Может, на этой улице ленивый дворник?
С надеждой братья вламывались в новую улицу – за каждым новым поворотом была всё грязь и грязь…
«Да-а, это не Москва,» – в замешательстве покашивались в окна.
Старые по бокам в два этажа домишки рядились в рекламу. Вовсе не вязалась она с тем, что было ниже, под нею, на земле: вся эта наповал хлёстко бьющая с фасадов роскошно-неоновая жизнь стояла на грязи.

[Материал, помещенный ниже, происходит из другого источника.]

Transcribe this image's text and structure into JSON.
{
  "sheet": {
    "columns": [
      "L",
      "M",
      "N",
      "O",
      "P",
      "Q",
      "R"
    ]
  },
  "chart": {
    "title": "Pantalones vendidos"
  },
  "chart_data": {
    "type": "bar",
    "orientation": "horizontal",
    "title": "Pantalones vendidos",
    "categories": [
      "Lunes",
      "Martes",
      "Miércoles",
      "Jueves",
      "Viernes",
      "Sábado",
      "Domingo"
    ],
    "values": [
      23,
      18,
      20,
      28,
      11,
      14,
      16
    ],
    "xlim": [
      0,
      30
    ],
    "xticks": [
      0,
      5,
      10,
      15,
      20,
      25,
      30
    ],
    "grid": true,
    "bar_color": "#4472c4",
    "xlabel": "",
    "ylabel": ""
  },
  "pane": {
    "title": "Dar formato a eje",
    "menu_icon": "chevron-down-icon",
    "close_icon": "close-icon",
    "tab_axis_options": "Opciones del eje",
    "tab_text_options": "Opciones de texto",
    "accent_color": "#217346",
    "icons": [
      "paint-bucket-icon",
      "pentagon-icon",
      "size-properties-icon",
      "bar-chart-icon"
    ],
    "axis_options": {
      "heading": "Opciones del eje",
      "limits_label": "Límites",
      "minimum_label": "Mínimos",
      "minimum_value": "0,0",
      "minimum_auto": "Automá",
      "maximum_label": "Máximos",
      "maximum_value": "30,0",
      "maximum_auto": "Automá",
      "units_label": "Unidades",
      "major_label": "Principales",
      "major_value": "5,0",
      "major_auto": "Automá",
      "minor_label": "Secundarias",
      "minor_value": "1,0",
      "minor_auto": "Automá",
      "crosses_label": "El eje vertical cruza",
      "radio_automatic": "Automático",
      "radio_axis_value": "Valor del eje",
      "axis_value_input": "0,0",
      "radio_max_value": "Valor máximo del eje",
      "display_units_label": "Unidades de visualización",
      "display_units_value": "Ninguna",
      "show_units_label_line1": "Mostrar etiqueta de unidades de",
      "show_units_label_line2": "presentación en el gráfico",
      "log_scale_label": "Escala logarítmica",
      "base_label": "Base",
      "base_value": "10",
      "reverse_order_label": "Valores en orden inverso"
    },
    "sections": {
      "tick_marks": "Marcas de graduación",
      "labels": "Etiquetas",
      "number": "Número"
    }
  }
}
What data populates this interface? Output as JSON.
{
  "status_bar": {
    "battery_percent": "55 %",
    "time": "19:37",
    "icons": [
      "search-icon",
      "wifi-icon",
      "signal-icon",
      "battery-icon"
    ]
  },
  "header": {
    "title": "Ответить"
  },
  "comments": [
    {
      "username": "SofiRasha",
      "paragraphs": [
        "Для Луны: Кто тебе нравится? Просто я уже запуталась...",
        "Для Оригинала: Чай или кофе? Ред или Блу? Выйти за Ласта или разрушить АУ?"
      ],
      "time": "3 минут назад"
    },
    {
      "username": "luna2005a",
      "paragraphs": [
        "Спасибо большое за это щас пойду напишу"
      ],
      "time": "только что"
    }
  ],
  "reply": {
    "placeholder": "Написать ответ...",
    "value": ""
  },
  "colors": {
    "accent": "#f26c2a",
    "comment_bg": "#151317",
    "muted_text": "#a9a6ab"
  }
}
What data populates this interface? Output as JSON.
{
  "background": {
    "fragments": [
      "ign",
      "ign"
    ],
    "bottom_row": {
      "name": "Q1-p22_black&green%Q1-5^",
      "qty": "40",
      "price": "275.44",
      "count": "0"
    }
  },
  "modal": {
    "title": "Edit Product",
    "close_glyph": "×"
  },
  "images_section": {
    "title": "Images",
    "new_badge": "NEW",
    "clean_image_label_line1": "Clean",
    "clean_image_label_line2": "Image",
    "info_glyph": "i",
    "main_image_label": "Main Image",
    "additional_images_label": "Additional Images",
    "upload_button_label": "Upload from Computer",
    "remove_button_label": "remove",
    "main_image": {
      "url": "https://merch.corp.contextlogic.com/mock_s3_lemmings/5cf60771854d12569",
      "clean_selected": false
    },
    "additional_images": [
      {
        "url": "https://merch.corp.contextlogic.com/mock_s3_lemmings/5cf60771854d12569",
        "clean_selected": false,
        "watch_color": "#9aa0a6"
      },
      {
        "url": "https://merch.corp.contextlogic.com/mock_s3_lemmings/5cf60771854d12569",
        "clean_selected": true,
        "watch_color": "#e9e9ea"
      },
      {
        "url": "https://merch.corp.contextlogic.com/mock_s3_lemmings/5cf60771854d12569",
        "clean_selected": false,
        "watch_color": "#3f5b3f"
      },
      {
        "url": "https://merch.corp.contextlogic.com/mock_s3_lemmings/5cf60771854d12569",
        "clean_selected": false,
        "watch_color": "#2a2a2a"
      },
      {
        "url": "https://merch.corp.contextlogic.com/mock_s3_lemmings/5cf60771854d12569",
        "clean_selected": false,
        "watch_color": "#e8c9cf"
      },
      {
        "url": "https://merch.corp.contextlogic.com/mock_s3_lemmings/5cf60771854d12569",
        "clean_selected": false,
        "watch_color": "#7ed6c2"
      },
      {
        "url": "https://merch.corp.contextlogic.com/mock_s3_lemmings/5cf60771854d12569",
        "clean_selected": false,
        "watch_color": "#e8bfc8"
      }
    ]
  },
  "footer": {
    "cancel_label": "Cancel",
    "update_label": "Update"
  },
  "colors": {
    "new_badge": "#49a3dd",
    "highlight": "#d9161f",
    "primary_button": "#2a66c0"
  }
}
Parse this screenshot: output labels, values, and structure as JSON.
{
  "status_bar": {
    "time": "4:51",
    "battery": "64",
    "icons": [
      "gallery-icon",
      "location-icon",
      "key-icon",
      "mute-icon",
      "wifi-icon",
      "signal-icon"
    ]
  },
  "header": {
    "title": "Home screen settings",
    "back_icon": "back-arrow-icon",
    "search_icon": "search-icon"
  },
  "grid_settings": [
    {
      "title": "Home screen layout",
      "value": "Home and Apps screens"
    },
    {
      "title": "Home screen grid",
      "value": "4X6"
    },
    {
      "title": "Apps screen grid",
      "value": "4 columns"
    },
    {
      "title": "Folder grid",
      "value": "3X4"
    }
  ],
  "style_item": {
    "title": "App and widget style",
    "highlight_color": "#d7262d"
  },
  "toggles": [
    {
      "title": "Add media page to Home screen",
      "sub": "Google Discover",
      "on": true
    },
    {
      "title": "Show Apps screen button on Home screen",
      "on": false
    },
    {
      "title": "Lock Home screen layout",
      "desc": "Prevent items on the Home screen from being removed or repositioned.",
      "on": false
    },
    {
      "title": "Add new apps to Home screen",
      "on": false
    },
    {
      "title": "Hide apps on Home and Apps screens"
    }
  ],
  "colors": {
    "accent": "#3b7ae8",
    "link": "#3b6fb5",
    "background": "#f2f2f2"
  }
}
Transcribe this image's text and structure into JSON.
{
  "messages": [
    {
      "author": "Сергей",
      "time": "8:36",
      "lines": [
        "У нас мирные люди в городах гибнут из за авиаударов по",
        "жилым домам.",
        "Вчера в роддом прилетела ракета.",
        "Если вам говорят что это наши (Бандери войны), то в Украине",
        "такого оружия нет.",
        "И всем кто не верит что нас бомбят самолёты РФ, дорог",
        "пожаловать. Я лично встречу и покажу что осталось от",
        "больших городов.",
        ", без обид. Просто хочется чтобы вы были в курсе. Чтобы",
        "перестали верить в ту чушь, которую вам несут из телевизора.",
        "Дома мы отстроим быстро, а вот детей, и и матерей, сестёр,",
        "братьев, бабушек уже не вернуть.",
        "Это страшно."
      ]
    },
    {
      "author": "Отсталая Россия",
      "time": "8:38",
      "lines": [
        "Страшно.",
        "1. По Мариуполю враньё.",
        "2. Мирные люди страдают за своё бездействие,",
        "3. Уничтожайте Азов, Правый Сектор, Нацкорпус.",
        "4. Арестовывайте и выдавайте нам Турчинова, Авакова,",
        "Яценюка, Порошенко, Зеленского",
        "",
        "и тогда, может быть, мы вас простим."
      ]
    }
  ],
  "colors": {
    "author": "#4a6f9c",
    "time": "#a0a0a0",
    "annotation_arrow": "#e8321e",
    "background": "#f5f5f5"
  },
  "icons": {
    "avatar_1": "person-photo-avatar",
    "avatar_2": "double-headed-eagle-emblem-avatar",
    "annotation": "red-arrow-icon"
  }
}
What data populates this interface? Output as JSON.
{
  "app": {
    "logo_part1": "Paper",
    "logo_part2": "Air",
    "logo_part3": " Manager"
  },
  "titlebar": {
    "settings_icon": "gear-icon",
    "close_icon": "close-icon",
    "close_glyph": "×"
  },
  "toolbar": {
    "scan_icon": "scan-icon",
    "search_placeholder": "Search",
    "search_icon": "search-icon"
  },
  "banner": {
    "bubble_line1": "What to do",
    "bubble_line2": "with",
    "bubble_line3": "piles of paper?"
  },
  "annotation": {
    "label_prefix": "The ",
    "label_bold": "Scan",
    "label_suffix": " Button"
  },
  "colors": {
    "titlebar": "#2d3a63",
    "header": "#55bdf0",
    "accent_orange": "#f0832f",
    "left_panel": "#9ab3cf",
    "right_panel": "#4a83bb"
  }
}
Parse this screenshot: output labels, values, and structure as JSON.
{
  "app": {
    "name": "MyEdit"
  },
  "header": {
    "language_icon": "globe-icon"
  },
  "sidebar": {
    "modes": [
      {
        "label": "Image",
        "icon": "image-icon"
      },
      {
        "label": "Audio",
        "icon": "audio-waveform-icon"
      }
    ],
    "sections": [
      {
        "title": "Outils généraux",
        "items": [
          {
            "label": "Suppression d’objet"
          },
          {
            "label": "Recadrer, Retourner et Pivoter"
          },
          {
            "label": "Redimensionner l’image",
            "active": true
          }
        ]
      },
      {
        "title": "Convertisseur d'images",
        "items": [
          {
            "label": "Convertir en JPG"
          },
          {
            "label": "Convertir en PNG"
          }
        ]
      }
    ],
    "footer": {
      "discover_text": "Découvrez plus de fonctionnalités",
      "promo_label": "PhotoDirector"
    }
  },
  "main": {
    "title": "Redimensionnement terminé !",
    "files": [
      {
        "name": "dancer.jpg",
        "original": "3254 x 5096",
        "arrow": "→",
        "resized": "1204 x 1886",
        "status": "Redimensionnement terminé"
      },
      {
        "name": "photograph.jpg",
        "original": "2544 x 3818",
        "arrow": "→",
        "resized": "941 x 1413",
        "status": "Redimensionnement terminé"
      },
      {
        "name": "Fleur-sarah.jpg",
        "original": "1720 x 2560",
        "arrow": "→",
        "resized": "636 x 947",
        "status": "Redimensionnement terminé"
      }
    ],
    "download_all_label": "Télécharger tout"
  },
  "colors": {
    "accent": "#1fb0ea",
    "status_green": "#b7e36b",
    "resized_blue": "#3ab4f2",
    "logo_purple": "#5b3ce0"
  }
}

Далеко за безлесную гору, пустую, голую, как столб, нырнула верхняя закрайка солнца, и оттуда, из-за горы, оно слабо било в небо последними лучами, тревожно, пожарно окрашивая шапку полукруга на горизонте.
Солнце казалось братьям каким-то несчастным, обиженным, осуждённым, что ли: из-за облаков, где толстых, где тонких, ни в Лондоне, ни в Торонто, ни здесь им так и не удалось увидеть его в полной силе.
В воздухе растекались лиловые сумерки.
Быстро темнело.
Мария затаенно наблюдала за растерянными и всё реже поглядывавшими по сторонам братами. Она видела, что их удручали, печалили давно неметёные, давно немытые улицы, но поскольку братья из деликатности ничего не спрашивали, помалкивала и она.
Однако когда вкатила свою чёрную жестянку в особенно грязный, затёрханный проулок, не удержала себя.
– Плоды забастовки налицо, – повела рукой. – Пятый день дуракуют мусорщики. Стопроцентные ленькари!
Братья натянуто молчали, диковато ошаривали, из каких это щелей несло.
Кажется, все вплотняжь закрыто. А откуда-то студливо несло, постёгивало; было основательно холодно. Откуда сейчас взяться холоду? Конец мая, везде конец мая, выбирались из дому – тёплушко, в костюмчиках в одних подались (так, на всякий случай кинули в чемоданы по плащу), а тут тебе дай-подай – холодина собачий.